Spese di guardiania in condominio: il portiere deve pagare le quote all’amministratore? E chi paga le bollette del portiere, il riscaldamento e la luce? Cosa prevede la legge?

Nello stabile in cui vivi c’è un portiere che svolge quotidianamente le proprie attività all’interno della guardiania. Egli, inoltre, ha un piccolo appartamento ove vive con la moglie; l’immobile, di pochi metri quadri, è di proprietà del condominio che gliene ha concesso l’uso in comodato gratuito.

Un giorno, durante una riunione condominiale, un nuovo condomino chiede di visionare le varie ripartizioni delle quote condominiali fatte, sino ad allora, dall’amministratore. A suo avviso, è stato commesso un grave errore: nella divisione degli oneri, non sono mai stati attribuiti i millesimi al portiere, il quale pertanto, pur usufruendo di un appartamento, non ha partecipato alle spese comuni. Secondo qualcun altro, essendo l’immobile del condominio, il portiere non deve versare alcuna somma. Chi ha ragione? Il portiere paga le spese condominiali? E chi paga le bollette per le utenze di quest’ultimo (ad esempio la luce e il gas) e le relative imposte come la spazzatura e il canone Rai?

La questione è stata analizzata dalla Cassazione in una recente sentenza [1]. Ecco cosa prevede, a riguardo, la legge.

Portiere: spese condominiali

L’alloggio di servizio spetta al portiere e, quindi, a chi effettua vigilanza e custodia dello stabile e non anche a chi, per il condominio, svolge soltanto lavori di pulizia. In tal caso, gli si potrà concedere un comodato gratuito dell’abitazione, ma nulla vieta che possa essere gravato del pagamento delle relative spese condominiali. 

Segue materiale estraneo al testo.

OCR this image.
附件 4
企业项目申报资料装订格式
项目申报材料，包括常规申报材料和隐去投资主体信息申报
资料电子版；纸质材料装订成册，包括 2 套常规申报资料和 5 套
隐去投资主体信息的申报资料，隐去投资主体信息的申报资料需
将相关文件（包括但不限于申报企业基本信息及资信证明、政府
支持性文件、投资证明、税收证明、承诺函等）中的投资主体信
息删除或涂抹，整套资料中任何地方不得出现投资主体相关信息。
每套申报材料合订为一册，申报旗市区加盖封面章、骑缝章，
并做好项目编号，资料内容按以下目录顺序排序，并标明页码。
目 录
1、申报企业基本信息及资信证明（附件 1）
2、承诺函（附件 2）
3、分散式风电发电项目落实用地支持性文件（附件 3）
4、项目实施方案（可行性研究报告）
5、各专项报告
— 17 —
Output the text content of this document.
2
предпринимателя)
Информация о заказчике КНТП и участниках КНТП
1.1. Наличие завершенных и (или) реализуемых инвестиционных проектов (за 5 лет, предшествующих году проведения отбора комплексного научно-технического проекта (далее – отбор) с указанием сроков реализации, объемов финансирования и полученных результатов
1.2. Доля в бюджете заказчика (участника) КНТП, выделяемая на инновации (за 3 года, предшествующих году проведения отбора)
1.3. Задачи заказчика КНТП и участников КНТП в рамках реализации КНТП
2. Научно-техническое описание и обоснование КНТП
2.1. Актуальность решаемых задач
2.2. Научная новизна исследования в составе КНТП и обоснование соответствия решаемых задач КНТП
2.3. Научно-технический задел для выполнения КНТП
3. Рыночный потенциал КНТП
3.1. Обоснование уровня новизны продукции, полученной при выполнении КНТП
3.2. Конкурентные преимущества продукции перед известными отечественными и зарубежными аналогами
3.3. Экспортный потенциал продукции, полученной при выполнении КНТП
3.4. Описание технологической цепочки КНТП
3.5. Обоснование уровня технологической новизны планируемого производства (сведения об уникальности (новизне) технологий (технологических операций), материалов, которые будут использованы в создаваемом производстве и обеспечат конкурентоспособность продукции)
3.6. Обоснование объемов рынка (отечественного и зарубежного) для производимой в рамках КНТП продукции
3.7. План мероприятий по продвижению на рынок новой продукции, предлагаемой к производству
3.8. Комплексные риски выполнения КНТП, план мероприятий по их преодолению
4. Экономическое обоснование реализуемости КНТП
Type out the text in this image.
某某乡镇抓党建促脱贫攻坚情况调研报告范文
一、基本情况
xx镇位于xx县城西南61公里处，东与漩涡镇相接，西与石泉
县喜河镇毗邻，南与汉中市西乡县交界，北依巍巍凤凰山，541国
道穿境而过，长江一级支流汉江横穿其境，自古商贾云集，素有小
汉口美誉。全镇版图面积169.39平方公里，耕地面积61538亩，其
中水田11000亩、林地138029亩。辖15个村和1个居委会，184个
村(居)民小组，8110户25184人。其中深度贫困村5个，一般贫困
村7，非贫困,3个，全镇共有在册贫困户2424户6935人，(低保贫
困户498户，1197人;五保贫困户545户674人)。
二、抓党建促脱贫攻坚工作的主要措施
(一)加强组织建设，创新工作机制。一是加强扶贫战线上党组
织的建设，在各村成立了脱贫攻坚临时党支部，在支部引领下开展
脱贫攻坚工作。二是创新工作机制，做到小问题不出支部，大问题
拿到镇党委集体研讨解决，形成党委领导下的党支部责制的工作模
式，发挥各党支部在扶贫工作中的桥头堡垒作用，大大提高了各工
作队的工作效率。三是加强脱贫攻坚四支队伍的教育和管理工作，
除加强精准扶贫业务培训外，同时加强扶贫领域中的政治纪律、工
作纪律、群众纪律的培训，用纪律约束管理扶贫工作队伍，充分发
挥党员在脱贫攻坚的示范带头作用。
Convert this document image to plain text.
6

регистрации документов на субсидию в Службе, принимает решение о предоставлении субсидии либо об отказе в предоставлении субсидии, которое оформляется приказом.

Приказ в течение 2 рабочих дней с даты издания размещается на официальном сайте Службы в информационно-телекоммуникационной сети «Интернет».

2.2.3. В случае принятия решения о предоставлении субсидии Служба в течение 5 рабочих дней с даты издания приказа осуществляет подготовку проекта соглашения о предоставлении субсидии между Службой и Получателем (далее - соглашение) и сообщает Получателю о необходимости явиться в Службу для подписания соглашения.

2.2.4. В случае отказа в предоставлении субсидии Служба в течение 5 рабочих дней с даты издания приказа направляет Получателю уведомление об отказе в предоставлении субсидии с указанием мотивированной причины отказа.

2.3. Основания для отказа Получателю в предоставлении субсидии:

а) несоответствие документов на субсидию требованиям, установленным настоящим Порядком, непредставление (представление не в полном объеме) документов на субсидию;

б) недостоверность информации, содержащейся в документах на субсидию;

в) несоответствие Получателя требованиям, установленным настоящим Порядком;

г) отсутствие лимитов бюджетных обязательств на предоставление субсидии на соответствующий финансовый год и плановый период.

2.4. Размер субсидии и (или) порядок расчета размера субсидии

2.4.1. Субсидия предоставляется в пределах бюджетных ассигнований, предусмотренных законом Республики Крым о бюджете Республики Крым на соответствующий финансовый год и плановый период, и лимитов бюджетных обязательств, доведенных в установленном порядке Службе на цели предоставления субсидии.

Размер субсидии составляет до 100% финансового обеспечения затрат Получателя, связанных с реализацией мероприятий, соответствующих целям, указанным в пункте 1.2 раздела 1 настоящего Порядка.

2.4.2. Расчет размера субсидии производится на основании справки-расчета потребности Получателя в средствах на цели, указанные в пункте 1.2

In buona sostanza, per stabilire se il portiere paga le spese condominiali bisogna verificare cosa prevede il contratto di comodato in forza del quale questi usufruisce dell’appartamento di proprietà del condominio. In esso, infatti, può essere previsto il rimborso forfettario delle spese condominiali e di riscaldamento. Questa previsione non trasforma il comodato da gratuito ad oneroso e, quindi, non ne stravolge la natura.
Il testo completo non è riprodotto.